March 3, 2010 · by davidc7 · photography

8 Responses to “Photographic manipulation: World Press Photo needs to be transparent in enforcing its rules”

  1. How much has this manipulation become part of the art? Many seem to embrace multimedia while at the same time shun enhancing photographs, yet both are merely exploring/utilizing budding technologies.

  2. It looks like BJP has updated their article and now it says that the Rudik had removed a leg from one of the photos in his series. I hope WPP would show which image it was to see how exactly it was altered. I couldn’t find the series anywhere online. The only photo I could find was the one I tweeted (@photojournalism is the account for my blog Photojournalism Links) and my gut feeling is that it was not that particular image which was altered.

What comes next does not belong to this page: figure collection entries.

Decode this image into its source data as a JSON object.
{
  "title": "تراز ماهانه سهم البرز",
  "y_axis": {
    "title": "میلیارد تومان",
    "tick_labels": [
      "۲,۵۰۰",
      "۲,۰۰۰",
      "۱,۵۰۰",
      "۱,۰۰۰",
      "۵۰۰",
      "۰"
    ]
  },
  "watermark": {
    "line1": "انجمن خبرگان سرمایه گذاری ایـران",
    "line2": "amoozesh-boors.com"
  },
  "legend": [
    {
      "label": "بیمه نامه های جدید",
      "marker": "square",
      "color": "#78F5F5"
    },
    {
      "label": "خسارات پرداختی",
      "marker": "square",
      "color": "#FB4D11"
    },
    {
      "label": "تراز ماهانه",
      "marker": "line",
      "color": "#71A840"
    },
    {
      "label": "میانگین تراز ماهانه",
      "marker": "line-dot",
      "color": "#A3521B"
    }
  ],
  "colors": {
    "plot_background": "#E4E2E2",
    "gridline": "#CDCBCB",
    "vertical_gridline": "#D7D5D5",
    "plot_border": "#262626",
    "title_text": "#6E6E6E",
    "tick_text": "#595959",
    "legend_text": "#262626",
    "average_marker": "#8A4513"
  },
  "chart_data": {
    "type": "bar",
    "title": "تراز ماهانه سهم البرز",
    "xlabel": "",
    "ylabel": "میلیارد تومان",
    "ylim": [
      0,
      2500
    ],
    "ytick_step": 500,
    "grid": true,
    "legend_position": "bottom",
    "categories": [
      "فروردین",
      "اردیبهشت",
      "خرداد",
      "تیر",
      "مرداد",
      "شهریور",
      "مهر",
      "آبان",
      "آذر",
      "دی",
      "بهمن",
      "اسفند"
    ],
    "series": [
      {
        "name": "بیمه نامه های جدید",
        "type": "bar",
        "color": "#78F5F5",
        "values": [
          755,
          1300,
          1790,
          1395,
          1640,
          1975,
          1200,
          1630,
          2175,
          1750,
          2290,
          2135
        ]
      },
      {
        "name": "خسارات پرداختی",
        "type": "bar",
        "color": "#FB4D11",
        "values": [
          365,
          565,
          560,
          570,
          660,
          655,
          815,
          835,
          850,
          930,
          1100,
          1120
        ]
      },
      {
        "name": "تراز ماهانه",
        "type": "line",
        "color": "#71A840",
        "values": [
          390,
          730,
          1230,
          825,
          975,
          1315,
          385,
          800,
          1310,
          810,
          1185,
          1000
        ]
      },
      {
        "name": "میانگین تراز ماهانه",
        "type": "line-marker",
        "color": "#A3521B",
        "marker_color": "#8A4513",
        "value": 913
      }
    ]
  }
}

    On a different note, it looks like digital photography has in many ways freed the aesthetics of photojournalism as a result of of easier post-processing. Most post-processing is of course within the accepted rules, but in my personal opinion it can often look pretty brutal. One of the most common examples is adding strong vignetting, which can for instance be seen in the World Press Photo 1st Prize stories winner (http://bit.ly/awCAxt). Sometimes, when I see these heavily vignetted images, I cannot but help to think whether the vignetting is hiding something in the image. If you hide something by adding vignetting, it is not necessarily all that different from removing something from the frame by other Photoshop methods. (N.B. please do not read this as me accusing Gihan Tubbeh of anything. Just using his photos as an example).

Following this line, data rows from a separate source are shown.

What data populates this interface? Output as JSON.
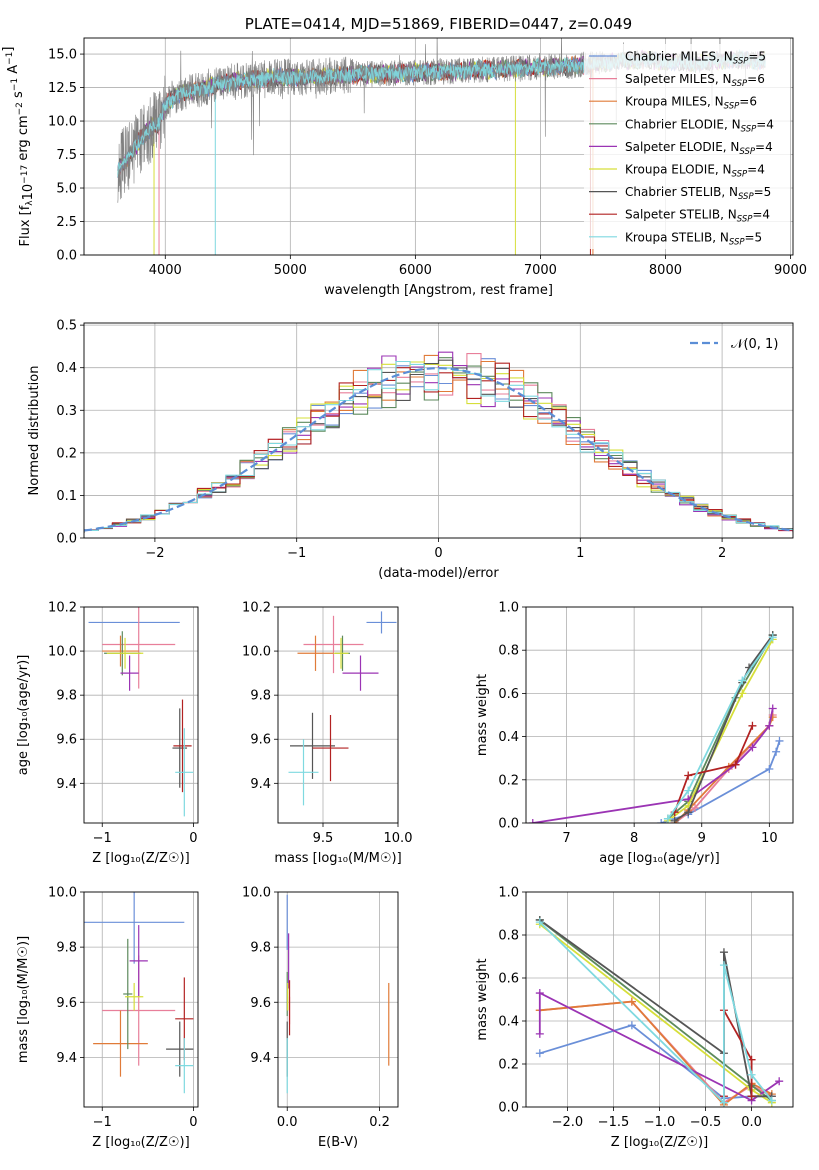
{
  "colors": {
    "chabrier_miles": "#6a8fd8",
    "salpeter_miles": "#e87f9a",
    "kroupa_miles": "#e07b39",
    "chabrier_elodie": "#5d8a5d",
    "salpeter_elodie": "#9b34b4",
    "kroupa_elodie": "#d6df3a",
    "chabrier_stelib": "#555555",
    "salpeter_stelib": "#b22222",
    "kroupa_stelib": "#7fd9e0",
    "data": "#808080",
    "normal": "#5b8ed6"
  },
  "legend": [
    {
      "id": "chabrier_miles",
      "label": "Chabrier MILES, N",
      "sub": "SSP",
      "suffix": "=5"
    },
    {
      "id": "salpeter_miles",
      "label": "Salpeter MILES, N",
      "sub": "SSP",
      "suffix": "=6"
    },
    {
      "id": "kroupa_miles",
      "label": "Kroupa MILES, N",
      "sub": "SSP",
      "suffix": "=6"
    },
    {
      "id": "chabrier_elodie",
      "label": "Chabrier ELODIE, N",
      "sub": "SSP",
      "suffix": "=4"
    },
    {
      "id": "salpeter_elodie",
      "label": "Salpeter ELODIE, N",
      "sub": "SSP",
      "suffix": "=4"
    },
    {
      "id": "kroupa_elodie",
      "label": "Kroupa ELODIE, N",
      "sub": "SSP",
      "suffix": "=4"
    },
    {
      "id": "chabrier_stelib",
      "label": "Chabrier STELIB, N",
      "sub": "SSP",
      "suffix": "=5"
    },
    {
      "id": "salpeter_stelib",
      "label": "Salpeter STELIB, N",
      "sub": "SSP",
      "suffix": "=4"
    },
    {
      "id": "kroupa_stelib",
      "label": "Kroupa STELIB, N",
      "sub": "SSP",
      "suffix": "=5"
    }
  ],
  "chart_data": [
    {
      "id": "spectrum",
      "type": "line",
      "title": "PLATE=0414, MJD=51869, FIBERID=0447, z=0.049",
      "xlabel": "wavelength [Angstrom, rest frame]",
      "ylabel": "Flux [f",
      "ylabel_parts": {
        "a": "Flux [f",
        "sub": "λ",
        "b": "10",
        "sup1": "−17",
        "c": " erg cm",
        "sup2": "−2",
        "d": " s",
        "sup3": "−1",
        "e": " A",
        "sup4": "−1",
        "f": "]"
      },
      "xlim": [
        3350,
        9020
      ],
      "ylim": [
        0,
        16.2
      ],
      "xticks": [
        4000,
        5000,
        6000,
        7000,
        8000,
        9000
      ],
      "yticks": [
        0.0,
        2.5,
        5.0,
        7.5,
        10.0,
        12.5,
        15.0
      ],
      "xticklabels": [
        "4000",
        "5000",
        "6000",
        "7000",
        "8000",
        "9000"
      ],
      "yticklabels": [
        "0.0",
        "2.5",
        "5.0",
        "7.5",
        "10.0",
        "12.5",
        "15.0"
      ],
      "continuum": [
        [
          3620,
          6.5
        ],
        [
          3700,
          7.2
        ],
        [
          3800,
          8.6
        ],
        [
          3900,
          9.6
        ],
        [
          3950,
          9.8
        ],
        [
          4000,
          11.2
        ],
        [
          4100,
          12.0
        ],
        [
          4300,
          12.4
        ],
        [
          4500,
          12.9
        ],
        [
          4800,
          13.2
        ],
        [
          5200,
          13.3
        ],
        [
          5600,
          13.5
        ],
        [
          6000,
          13.6
        ],
        [
          6500,
          13.8
        ],
        [
          7000,
          14.0
        ],
        [
          7400,
          14.2
        ],
        [
          7800,
          14.6
        ],
        [
          8200,
          14.3
        ],
        [
          8500,
          14.6
        ],
        [
          8800,
          14.5
        ]
      ],
      "model_dropouts": [
        {
          "id": "kroupa_miles",
          "x": 7420
        },
        {
          "id": "salpeter_stelib",
          "x": 7400
        },
        {
          "id": "kroupa_elodie",
          "x": 6800
        },
        {
          "id": "kroupa_stelib",
          "x": 4400
        },
        {
          "id": "kroupa_elodie",
          "x": 3910
        },
        {
          "id": "salpeter_miles",
          "x": 3950
        }
      ]
    },
    {
      "id": "residuals",
      "type": "bar",
      "xlabel": "(data-model)/error",
      "ylabel": "Normed distribution",
      "xlim": [
        -2.5,
        2.5
      ],
      "ylim": [
        0,
        0.505
      ],
      "xticks": [
        -2,
        -1,
        0,
        1,
        2
      ],
      "yticks": [
        0.0,
        0.1,
        0.2,
        0.3,
        0.4,
        0.5
      ],
      "xticklabels": [
        "−2",
        "−1",
        "0",
        "1",
        "2"
      ],
      "yticklabels": [
        "0.0",
        "0.1",
        "0.2",
        "0.3",
        "0.4",
        "0.5"
      ],
      "bin_width": 0.1,
      "normal_label": "𝒩(0, 1)"
    },
    {
      "id": "age_vs_z",
      "type": "scatter",
      "xlabel": "Z [log₁₀(Z/Z☉)]",
      "ylabel": "age  [log₁₀(age/yr)]",
      "xlim": [
        -1.2,
        0.05
      ],
      "ylim": [
        9.22,
        10.2
      ],
      "xticks": [
        -1,
        0
      ],
      "yticks": [
        9.4,
        9.6,
        9.8,
        10.0,
        10.2
      ],
      "xticklabels": [
        "−1",
        "0"
      ],
      "yticklabels": [
        "9.4",
        "9.6",
        "9.8",
        "10.0",
        "10.2"
      ],
      "points": [
        {
          "id": "chabrier_miles",
          "x": -0.65,
          "xerr": 0.5,
          "y": 10.13,
          "yerr": 0.0
        },
        {
          "id": "salpeter_miles",
          "x": -0.6,
          "xerr": 0.4,
          "y": 10.03,
          "yerr": 0.2
        },
        {
          "id": "kroupa_miles",
          "x": -0.8,
          "xerr": 0.2,
          "y": 10.0,
          "yerr": 0.07
        },
        {
          "id": "chabrier_elodie",
          "x": -0.78,
          "xerr": 0.2,
          "y": 9.99,
          "yerr": 0.1
        },
        {
          "id": "salpeter_elodie",
          "x": -0.7,
          "xerr": 0.1,
          "y": 9.9,
          "yerr": 0.08
        },
        {
          "id": "kroupa_elodie",
          "x": -0.75,
          "xerr": 0.2,
          "y": 9.99,
          "yerr": 0.07
        },
        {
          "id": "chabrier_stelib",
          "x": -0.15,
          "xerr": 0.08,
          "y": 9.56,
          "yerr": 0.18
        },
        {
          "id": "salpeter_stelib",
          "x": -0.12,
          "xerr": 0.1,
          "y": 9.57,
          "yerr": 0.21
        },
        {
          "id": "kroupa_stelib",
          "x": -0.1,
          "xerr": 0.1,
          "y": 9.45,
          "yerr": 0.2
        }
      ]
    },
    {
      "id": "age_vs_mass",
      "type": "scatter",
      "xlabel": "mass [log₁₀(M/M☉)]",
      "ylabel": "",
      "xlim": [
        9.2,
        10.0
      ],
      "ylim": [
        9.22,
        10.2
      ],
      "xticks": [
        9.5,
        10.0
      ],
      "yticks": [
        9.4,
        9.6,
        9.8,
        10.0,
        10.2
      ],
      "xticklabels": [
        "9.5",
        "10.0"
      ],
      "yticklabels": [
        "9.4",
        "9.6",
        "9.8",
        "10.0",
        "10.2"
      ],
      "points": [
        {
          "id": "chabrier_miles",
          "x": 9.89,
          "xerr": 0.1,
          "y": 10.13,
          "yerr": 0.05
        },
        {
          "id": "salpeter_miles",
          "x": 9.57,
          "xerr": 0.2,
          "y": 10.03,
          "yerr": 0.13
        },
        {
          "id": "kroupa_miles",
          "x": 9.45,
          "xerr": 0.12,
          "y": 9.99,
          "yerr": 0.08
        },
        {
          "id": "chabrier_elodie",
          "x": 9.63,
          "xerr": 0.05,
          "y": 9.99,
          "yerr": 0.08
        },
        {
          "id": "salpeter_elodie",
          "x": 9.75,
          "xerr": 0.12,
          "y": 9.9,
          "yerr": 0.08
        },
        {
          "id": "kroupa_elodie",
          "x": 9.62,
          "xerr": 0.05,
          "y": 9.99,
          "yerr": 0.07
        },
        {
          "id": "chabrier_stelib",
          "x": 9.43,
          "xerr": 0.15,
          "y": 9.57,
          "yerr": 0.15
        },
        {
          "id": "salpeter_stelib",
          "x": 9.55,
          "xerr": 0.12,
          "y": 9.56,
          "yerr": 0.15
        },
        {
          "id": "kroupa_stelib",
          "x": 9.37,
          "xerr": 0.1,
          "y": 9.45,
          "yerr": 0.15
        }
      ]
    },
    {
      "id": "mass_weight_vs_age",
      "type": "line",
      "xlabel": "age  [log₁₀(age/yr)]",
      "ylabel": "mass weight",
      "xlim": [
        6.4,
        10.35
      ],
      "ylim": [
        0,
        1.0
      ],
      "xticks": [
        7,
        8,
        9,
        10
      ],
      "yticks": [
        0.0,
        0.2,
        0.4,
        0.6,
        0.8,
        1.0
      ],
      "xticklabels": [
        "7",
        "8",
        "9",
        "10"
      ],
      "yticklabels": [
        "0.0",
        "0.2",
        "0.4",
        "0.6",
        "0.8",
        "1.0"
      ],
      "series": [
        {
          "id": "chabrier_miles",
          "x": [
            8.4,
            8.8,
            10.0,
            10.1,
            10.15
          ],
          "y": [
            0.0,
            0.04,
            0.25,
            0.33,
            0.38
          ]
        },
        {
          "id": "salpeter_miles",
          "x": [
            8.6,
            8.9,
            9.4,
            10.0,
            10.05
          ],
          "y": [
            0.0,
            0.07,
            0.25,
            0.45,
            0.5
          ]
        },
        {
          "id": "kroupa_miles",
          "x": [
            8.6,
            8.8,
            9.4,
            10.0,
            10.05
          ],
          "y": [
            0.0,
            0.06,
            0.26,
            0.45,
            0.49
          ]
        },
        {
          "id": "chabrier_elodie",
          "x": [
            8.5,
            8.8,
            9.5,
            10.05
          ],
          "y": [
            0.02,
            0.1,
            0.58,
            0.87
          ]
        },
        {
          "id": "salpeter_elodie",
          "x": [
            6.5,
            8.8,
            9.5,
            9.75,
            10.0,
            10.05
          ],
          "y": [
            0.0,
            0.11,
            0.27,
            0.35,
            0.45,
            0.53
          ]
        },
        {
          "id": "kroupa_elodie",
          "x": [
            8.5,
            8.8,
            9.6,
            10.05
          ],
          "y": [
            0.01,
            0.08,
            0.6,
            0.85
          ]
        },
        {
          "id": "chabrier_stelib",
          "x": [
            8.6,
            8.8,
            9.6,
            9.7,
            10.05
          ],
          "y": [
            0.01,
            0.05,
            0.65,
            0.72,
            0.87
          ]
        },
        {
          "id": "salpeter_stelib",
          "x": [
            8.6,
            8.8,
            9.5,
            9.75
          ],
          "y": [
            0.05,
            0.22,
            0.27,
            0.45
          ]
        },
        {
          "id": "kroupa_stelib",
          "x": [
            8.5,
            8.8,
            9.6,
            10.05
          ],
          "y": [
            0.02,
            0.15,
            0.66,
            0.86
          ]
        }
      ]
    },
    {
      "id": "mass_vs_z",
      "type": "scatter",
      "xlabel": "Z [log₁₀(Z/Z☉)]",
      "ylabel": "mass [log₁₀(M/M☉)]",
      "xlim": [
        -1.2,
        0.05
      ],
      "ylim": [
        9.22,
        10.0
      ],
      "xticks": [
        -1,
        0
      ],
      "yticks": [
        9.4,
        9.6,
        9.8,
        10.0
      ],
      "xticklabels": [
        "−1",
        "0"
      ],
      "yticklabels": [
        "9.4",
        "9.6",
        "9.8",
        "10.0"
      ],
      "points": [
        {
          "id": "chabrier_miles",
          "x": -0.65,
          "xerr": 0.55,
          "y": 9.89,
          "yerr": 0.15
        },
        {
          "id": "salpeter_miles",
          "x": -0.6,
          "xerr": 0.4,
          "y": 9.57,
          "yerr": 0.2
        },
        {
          "id": "kroupa_miles",
          "x": -0.8,
          "xerr": 0.3,
          "y": 9.45,
          "yerr": 0.12
        },
        {
          "id": "chabrier_elodie",
          "x": -0.72,
          "xerr": 0.05,
          "y": 9.63,
          "yerr": 0.2
        },
        {
          "id": "salpeter_elodie",
          "x": -0.6,
          "xerr": 0.1,
          "y": 9.75,
          "yerr": 0.13
        },
        {
          "id": "kroupa_elodie",
          "x": -0.65,
          "xerr": 0.1,
          "y": 9.62,
          "yerr": 0.05
        },
        {
          "id": "chabrier_stelib",
          "x": -0.15,
          "xerr": 0.15,
          "y": 9.43,
          "yerr": 0.1
        },
        {
          "id": "salpeter_stelib",
          "x": -0.1,
          "xerr": 0.1,
          "y": 9.54,
          "yerr": 0.15
        },
        {
          "id": "kroupa_stelib",
          "x": -0.1,
          "xerr": 0.1,
          "y": 9.37,
          "yerr": 0.1
        }
      ]
    },
    {
      "id": "mass_vs_ebv",
      "type": "scatter",
      "xlabel": "E(B-V)",
      "ylabel": "",
      "xlim": [
        -0.02,
        0.24
      ],
      "ylim": [
        9.22,
        10.0
      ],
      "xticks": [
        0.0,
        0.2
      ],
      "yticks": [
        9.4,
        9.6,
        9.8,
        10.0
      ],
      "xticklabels": [
        "0.0",
        "0.2"
      ],
      "yticklabels": [
        "9.4",
        "9.6",
        "9.8",
        "10.0"
      ],
      "points": [
        {
          "id": "chabrier_miles",
          "x": 0.0,
          "xerr": 0.0,
          "y": 9.89,
          "yerr": 0.1
        },
        {
          "id": "salpeter_miles",
          "x": 0.005,
          "xerr": 0.0,
          "y": 9.57,
          "yerr": 0.05
        },
        {
          "id": "kroupa_miles",
          "x": 0.22,
          "xerr": 0.0,
          "y": 9.52,
          "yerr": 0.15
        },
        {
          "id": "chabrier_elodie",
          "x": 0.0,
          "xerr": 0.0,
          "y": 9.63,
          "yerr": 0.08
        },
        {
          "id": "salpeter_elodie",
          "x": 0.003,
          "xerr": 0.0,
          "y": 9.75,
          "yerr": 0.1
        },
        {
          "id": "kroupa_elodie",
          "x": 0.001,
          "xerr": 0.0,
          "y": 9.62,
          "yerr": 0.05
        },
        {
          "id": "chabrier_stelib",
          "x": 0.0,
          "xerr": 0.0,
          "y": 9.43,
          "yerr": 0.1
        },
        {
          "id": "salpeter_stelib",
          "x": 0.005,
          "xerr": 0.0,
          "y": 9.58,
          "yerr": 0.1
        },
        {
          "id": "kroupa_stelib",
          "x": 0.0,
          "xerr": 0.0,
          "y": 9.37,
          "yerr": 0.1
        }
      ]
    },
    {
      "id": "mass_weight_vs_z",
      "type": "line",
      "xlabel": "Z [log₁₀(Z/Z☉)]",
      "ylabel": "mass weight",
      "xlim": [
        -2.45,
        0.45
      ],
      "ylim": [
        0,
        1.0
      ],
      "xticks": [
        -2.0,
        -1.5,
        -1.0,
        -0.5,
        0.0
      ],
      "yticks": [
        0.0,
        0.2,
        0.4,
        0.6,
        0.8,
        1.0
      ],
      "xticklabels": [
        "−2.0",
        "−1.5",
        "−1.0",
        "−0.5",
        "0.0"
      ],
      "yticklabels": [
        "0.0",
        "0.2",
        "0.4",
        "0.6",
        "0.8",
        "1.0"
      ],
      "series": [
        {
          "id": "chabrier_miles",
          "x": [
            -2.3,
            -1.3,
            -0.3,
            0.0,
            0.22
          ],
          "y": [
            0.25,
            0.38,
            0.04,
            0.05,
            0.05
          ]
        },
        {
          "id": "salpeter_miles",
          "x": [
            -2.3,
            -1.3,
            -0.3,
            0.0,
            0.22
          ],
          "y": [
            0.45,
            0.49,
            0.02,
            0.1,
            0.05
          ]
        },
        {
          "id": "kroupa_miles",
          "x": [
            -2.3,
            -1.3,
            -0.3,
            0.0,
            0.22
          ],
          "y": [
            0.45,
            0.49,
            0.01,
            0.11,
            0.06
          ]
        },
        {
          "id": "chabrier_elodie",
          "x": [
            -2.3,
            0.0,
            0.22
          ],
          "y": [
            0.87,
            0.1,
            0.03
          ]
        },
        {
          "id": "salpeter_elodie",
          "x": [
            -2.3,
            -2.3,
            0.0,
            0.3
          ],
          "y": [
            0.34,
            0.53,
            0.03,
            0.12
          ]
        },
        {
          "id": "kroupa_elodie",
          "x": [
            -2.3,
            0.0,
            0.22
          ],
          "y": [
            0.85,
            0.08,
            0.02
          ]
        },
        {
          "id": "chabrier_stelib",
          "x": [
            -2.3,
            -0.3,
            -0.3,
            0.0,
            0.22
          ],
          "y": [
            0.87,
            0.25,
            0.72,
            0.05,
            0.05
          ]
        },
        {
          "id": "salpeter_stelib",
          "x": [
            -0.3,
            -0.3,
            0.0,
            0.0
          ],
          "y": [
            0.05,
            0.45,
            0.22,
            0.05
          ]
        },
        {
          "id": "kroupa_stelib",
          "x": [
            -2.3,
            -0.3,
            -0.3,
            0.0,
            0.22
          ],
          "y": [
            0.86,
            0.02,
            0.66,
            0.15,
            0.03
          ]
        }
      ]
    }
  ]
}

  3. Mika — thanks for the thoughts. The BJP update is confirmed by the NYT Lens blog and PetaPixel and information I have included in my own update above. I agree with you that what is/is not acceptable post-processing is the key issue, and that is why I think WPP needs to be more transparent and offer more than its statement yesterday.

    Paul – I think ‘manipulation’ has become some part of the ‘art’ (as my various posts over the last year on this topic discuss), but the issue is where the bounds of acceptable versus unacceptable manipulation of still images lie. I don’t, though, follow your reference to multimedia in this context. There are important ethical issues in that domain, but in so far as it employs still imagery at its core, the same questions of how much post-processing is acceptable apply.

  4. Its interesting isn’t how the photo is almost completely unrecognizable from the original not because a bit of leg disappeared but because of the massive cropping and burning of the image.

    Essentially a completely new image, certainly in they eyes of the viewer, has been created in post production. Maybe the rule should revolve around whether the image is editorially true to the original shot.

    I wonder though David whether you can really construct an objectively enforceable set of rules?

    Tricky but interesting.

  5. Having reviewed the ‘before / after’ shots of this particular case I can’t help thinking that this disqualification was completely unjustified.

    But, the question does remain what would be acceptable?

    The judges should understand that without digital post processing pictures would have to be controlled pre-photographing. This, IMHO, would create an even more fake effect. So let’s accept that honest is not perfect, but perfect is not honest.